In an address to the newly elected Verkhovna Rada, Victor Yushchenko has stated that Ukraine’s future government should consist of professionals that work as one team to ensure the country’s development on the basis of European values and are capable of consolidating the nation, stimulating economic reforms and protecting human rights, according to the President’s press-office.

He congratulated the deputies on being elected and wished them success but said, “Being responsible for the country, the President will now have one of the leading roles in the process to form a government.”

The Head of State also urged the parliamentarians to hold a swearing-in ceremony to convene Ukraine’s Constitutional Court.

The President then said the above-mentioned requirements determined a few major directions for the cabinet.

First, they should improve the system of government in Ukraine to make the interaction of governmental agencies rational and effective. Their stronger autonomy, self-government and administrative reform are among the most important priorities, he added.

“I have always been a supporter of European political traditions. I believe that adequate and pragmatic political reform, which will be based on Ukrainian political traditions, will only strengthen its strategic advance. I am convinced it will only be possible when we change the constitution,” he said.

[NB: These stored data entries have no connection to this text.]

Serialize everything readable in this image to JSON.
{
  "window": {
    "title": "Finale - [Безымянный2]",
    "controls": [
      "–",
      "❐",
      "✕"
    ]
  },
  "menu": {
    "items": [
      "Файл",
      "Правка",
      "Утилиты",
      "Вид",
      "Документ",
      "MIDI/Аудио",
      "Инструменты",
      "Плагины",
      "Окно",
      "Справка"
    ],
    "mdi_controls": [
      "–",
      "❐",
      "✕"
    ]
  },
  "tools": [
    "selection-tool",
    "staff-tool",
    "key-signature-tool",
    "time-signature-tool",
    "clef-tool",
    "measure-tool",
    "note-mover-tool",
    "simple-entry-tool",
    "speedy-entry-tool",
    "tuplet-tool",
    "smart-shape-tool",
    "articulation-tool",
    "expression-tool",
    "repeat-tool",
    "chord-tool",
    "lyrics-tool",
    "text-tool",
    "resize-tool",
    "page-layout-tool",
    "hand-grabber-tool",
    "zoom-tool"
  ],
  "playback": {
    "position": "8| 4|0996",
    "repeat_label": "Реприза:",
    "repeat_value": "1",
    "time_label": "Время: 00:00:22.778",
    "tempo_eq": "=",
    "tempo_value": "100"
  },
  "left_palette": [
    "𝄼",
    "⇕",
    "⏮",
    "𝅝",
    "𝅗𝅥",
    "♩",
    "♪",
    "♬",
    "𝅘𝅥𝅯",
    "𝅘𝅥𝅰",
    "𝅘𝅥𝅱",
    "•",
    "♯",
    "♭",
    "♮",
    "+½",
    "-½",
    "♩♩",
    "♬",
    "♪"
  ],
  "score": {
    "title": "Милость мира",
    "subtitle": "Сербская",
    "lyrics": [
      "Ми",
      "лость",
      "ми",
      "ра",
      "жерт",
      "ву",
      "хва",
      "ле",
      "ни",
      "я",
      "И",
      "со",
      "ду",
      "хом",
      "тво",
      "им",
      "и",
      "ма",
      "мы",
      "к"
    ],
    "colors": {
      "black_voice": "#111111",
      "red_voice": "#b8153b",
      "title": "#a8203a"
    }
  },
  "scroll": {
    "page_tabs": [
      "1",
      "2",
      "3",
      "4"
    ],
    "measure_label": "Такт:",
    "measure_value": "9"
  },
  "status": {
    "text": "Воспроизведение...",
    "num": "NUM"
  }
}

Second, it is important to develop the system of legal institutions in order to protect human rights and fundamental freedoms, “for the citizens of Ukraine are still unprotected against injustice and arbitrariness.”

“This explains why our society expects the parliament to pass new laws ensuring radical judicial reforms,” he said.

Third, the government must create favorable conditions for an economic breakthrough. He opined that Ukraine needed “a new philosophy of economic policies.” Mr. Yushchenko said there were a few “springs” that could make the economy grow. We should profoundly change the whole economic structure, use modern technologies, save resources, liberalize basic pricing mechanisms, and continue introducing social reforms. The Chief of State said this kind of philosophy “will make GDP grow by not less than five per cent annually, which is important to successfully carry our ambitious social programs.”

Fourth, the government must spare no effort to reunite the nation by building a common humanitarian space absorbing our lingual and cultural diversity. “We must build an authentic system of values based on our heritage and European traditions,” he said.

The President reiterated that it was unacceptable to divide Ukraine but described regionalism as “an integral element of the national formation.”

“Each Ukrainian land is unique. But we must not split and weaken the country,” he said.

When speaking about the language issue, the President said the government should make sure both the Ukrainian language and languages of national minorities develop in the country.

Addressing representatives of all branches of government, Victor Yushchenko said: “Our society expects you to harmoniously interact and achieve results that will make the country and its people confident and secure.”